Digital teens: boys shun traditional media, flock to gaming and social

Gaming and social media are the best places for marketers to find notoriously hard to reach teenage boys, a study from TNS suggests.

The research agency’s ‘TRU’ study, which interviewed over 800 teenagers between 12 and 19 years of age, reinforced the differences between male and female teens when it comes to media consumption. Certain magazine titles and TV shows are considered ‘rites of passage’ for young girls, making them easier to target – 60% read magazines, with Dolly, Girlfriend and Cosmopolitan the top three titles, while dramas, such as Home and Away, are their favourite shows.

In contrast, few teenage boys engage with traditional media, with only 7% nominating reading magazines or other forms of media as a pursuit they like to spend free time on. Playing video games and going online were the two most popular media-based activities for this group, with 49% and 29% electing these as a preferred uses of spare time respectively.

Preferred media pursuits in spare time

The findings come at a time when teen buying power is at an all-time high, according to Tania Kullmann, managing director at TNS Australia. The average spend per week among teenagers has now reached almost $100 per week, or $5000 a year. This is higher among boys, who average $124 per week, than girls, at $70 per week; and ranges from $56 per week for 12-13 year olds to $192 per week for 18-19 year olds.

Clothing and apparel was their number one area of spend, particularly among 18-19 year olds and girls, while mobile phones and technology to help them stay connected with friends followed a close second.

“Teens define themselves through their clothing, hairstyles, places they eat, and whom they associate with… and seek validation through brands,” Kullmann says.

Big, mainstream brands are favoured, with Apple, Coca-Cola, Nike, McDonald’s and adidas ranking among the top five.

While traditional media is still an effective channel for targeting teen girls, online methods are emerging as more fruitful, particularly for boys, the report suggests.
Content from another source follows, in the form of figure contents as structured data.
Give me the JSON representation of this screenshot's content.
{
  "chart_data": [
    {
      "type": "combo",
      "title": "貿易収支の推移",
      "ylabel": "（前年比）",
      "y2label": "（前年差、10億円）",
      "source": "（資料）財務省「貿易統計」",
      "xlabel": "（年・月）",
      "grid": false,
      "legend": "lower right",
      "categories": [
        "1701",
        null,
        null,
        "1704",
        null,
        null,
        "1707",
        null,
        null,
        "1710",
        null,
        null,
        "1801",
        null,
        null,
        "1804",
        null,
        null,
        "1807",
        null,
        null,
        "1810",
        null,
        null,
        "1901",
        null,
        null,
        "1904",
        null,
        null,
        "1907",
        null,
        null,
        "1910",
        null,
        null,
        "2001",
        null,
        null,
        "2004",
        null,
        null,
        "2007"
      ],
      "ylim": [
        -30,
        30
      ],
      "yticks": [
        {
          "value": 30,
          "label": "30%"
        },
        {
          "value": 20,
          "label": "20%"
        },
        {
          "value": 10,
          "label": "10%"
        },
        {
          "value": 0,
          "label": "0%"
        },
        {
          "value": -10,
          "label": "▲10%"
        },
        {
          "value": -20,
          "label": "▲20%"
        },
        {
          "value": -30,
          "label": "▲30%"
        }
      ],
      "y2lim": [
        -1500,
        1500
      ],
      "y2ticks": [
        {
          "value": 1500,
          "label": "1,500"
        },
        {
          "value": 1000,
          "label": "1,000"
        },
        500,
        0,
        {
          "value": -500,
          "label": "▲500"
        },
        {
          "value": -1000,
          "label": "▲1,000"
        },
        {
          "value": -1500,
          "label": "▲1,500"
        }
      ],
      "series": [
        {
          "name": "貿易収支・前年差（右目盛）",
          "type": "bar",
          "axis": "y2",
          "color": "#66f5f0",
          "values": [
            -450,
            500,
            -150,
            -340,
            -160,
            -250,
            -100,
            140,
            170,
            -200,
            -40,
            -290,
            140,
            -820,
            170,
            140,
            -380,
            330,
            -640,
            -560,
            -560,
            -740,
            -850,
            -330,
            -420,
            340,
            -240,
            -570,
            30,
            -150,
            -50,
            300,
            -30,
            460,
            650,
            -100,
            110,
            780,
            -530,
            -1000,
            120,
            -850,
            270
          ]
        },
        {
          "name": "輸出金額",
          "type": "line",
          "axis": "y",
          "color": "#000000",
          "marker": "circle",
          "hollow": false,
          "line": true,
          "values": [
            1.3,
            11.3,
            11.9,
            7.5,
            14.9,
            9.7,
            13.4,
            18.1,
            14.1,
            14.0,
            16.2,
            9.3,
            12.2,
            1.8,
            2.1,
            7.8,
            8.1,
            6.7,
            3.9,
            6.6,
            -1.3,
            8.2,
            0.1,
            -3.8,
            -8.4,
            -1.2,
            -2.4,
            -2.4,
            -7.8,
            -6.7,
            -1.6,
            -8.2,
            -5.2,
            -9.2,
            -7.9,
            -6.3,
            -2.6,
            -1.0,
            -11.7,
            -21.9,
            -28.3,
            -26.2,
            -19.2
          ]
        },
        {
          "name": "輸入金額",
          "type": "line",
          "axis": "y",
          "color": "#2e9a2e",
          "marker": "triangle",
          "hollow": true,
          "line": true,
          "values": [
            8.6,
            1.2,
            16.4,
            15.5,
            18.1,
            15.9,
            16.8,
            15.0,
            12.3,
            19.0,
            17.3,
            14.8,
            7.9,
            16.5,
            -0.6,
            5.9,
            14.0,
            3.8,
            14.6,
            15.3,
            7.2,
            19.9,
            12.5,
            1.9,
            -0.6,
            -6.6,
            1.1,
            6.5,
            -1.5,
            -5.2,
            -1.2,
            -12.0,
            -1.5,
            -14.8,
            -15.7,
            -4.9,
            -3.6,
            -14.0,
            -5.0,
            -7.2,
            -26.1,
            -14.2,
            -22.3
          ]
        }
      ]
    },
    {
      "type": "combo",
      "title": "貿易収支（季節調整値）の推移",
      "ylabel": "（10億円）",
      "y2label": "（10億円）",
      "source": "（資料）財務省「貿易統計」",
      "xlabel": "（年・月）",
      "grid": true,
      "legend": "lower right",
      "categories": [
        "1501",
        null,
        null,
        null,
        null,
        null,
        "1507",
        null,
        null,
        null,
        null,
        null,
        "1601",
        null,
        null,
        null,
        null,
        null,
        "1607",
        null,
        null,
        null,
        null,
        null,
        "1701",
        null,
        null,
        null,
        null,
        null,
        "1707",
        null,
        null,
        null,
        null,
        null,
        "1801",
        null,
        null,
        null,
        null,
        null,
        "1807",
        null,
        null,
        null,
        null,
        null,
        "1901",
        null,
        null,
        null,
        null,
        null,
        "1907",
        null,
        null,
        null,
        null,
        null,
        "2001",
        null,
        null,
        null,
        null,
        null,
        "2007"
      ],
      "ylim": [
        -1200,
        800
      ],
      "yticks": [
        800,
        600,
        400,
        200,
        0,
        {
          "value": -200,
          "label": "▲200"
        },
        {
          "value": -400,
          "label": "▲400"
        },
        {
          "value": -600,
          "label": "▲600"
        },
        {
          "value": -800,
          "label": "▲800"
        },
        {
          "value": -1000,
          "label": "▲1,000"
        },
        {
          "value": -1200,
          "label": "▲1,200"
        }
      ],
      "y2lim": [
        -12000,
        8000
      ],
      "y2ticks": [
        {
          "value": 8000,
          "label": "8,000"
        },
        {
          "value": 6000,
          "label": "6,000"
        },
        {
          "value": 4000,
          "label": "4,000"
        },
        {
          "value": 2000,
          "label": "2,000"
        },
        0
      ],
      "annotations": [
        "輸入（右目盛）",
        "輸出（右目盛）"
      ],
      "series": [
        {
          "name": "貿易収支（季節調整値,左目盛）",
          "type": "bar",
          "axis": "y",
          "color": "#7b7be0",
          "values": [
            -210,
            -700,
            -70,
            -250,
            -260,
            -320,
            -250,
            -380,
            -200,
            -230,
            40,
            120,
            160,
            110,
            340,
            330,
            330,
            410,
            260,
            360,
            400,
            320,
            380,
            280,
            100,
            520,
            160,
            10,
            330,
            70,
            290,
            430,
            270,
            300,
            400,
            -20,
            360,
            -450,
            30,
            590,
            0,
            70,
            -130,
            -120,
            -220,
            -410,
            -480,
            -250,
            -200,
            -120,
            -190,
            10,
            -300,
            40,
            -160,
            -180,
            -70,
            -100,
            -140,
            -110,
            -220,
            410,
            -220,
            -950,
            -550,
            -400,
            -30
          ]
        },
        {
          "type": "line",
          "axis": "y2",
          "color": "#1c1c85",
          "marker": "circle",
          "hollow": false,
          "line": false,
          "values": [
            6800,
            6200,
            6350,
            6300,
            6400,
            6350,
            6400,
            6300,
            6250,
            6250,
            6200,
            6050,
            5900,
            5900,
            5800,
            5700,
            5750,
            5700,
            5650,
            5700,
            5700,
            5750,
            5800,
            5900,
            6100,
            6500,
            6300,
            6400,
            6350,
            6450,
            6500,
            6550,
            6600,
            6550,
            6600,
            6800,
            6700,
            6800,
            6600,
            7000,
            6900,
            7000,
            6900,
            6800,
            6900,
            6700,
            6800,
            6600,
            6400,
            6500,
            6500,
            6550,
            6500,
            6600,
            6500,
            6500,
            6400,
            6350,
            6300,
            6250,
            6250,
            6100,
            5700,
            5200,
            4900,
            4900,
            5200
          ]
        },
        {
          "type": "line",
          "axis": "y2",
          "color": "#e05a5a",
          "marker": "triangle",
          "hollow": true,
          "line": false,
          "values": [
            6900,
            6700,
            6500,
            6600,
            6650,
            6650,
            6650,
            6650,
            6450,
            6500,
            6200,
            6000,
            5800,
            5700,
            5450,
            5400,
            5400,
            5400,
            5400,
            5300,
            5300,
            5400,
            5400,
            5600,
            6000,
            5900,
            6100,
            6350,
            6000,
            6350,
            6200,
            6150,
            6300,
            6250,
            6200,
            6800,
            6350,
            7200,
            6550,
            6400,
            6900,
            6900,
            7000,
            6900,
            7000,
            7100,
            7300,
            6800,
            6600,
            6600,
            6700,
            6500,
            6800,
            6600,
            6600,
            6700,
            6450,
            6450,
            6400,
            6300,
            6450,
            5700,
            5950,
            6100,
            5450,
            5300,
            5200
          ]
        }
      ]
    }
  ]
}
Both boys and girls spend 2.5 hours using the internet a day (a figure as high as 3.5 hours for 18-19 year olds), a time that is all about social networking where they ‘hang out’ with friends in spare time at home.

“Social media sites are increasingly prominent ways to communicate with Aussie teens, especially for reaching older teens,” Kullmann says.

But for targeting boys, marketers need look no further than video games, the report concludes. “With half of all teen boys nominating video games as a preferred way to spend their free time, the medium offers the potential for a captive audience.”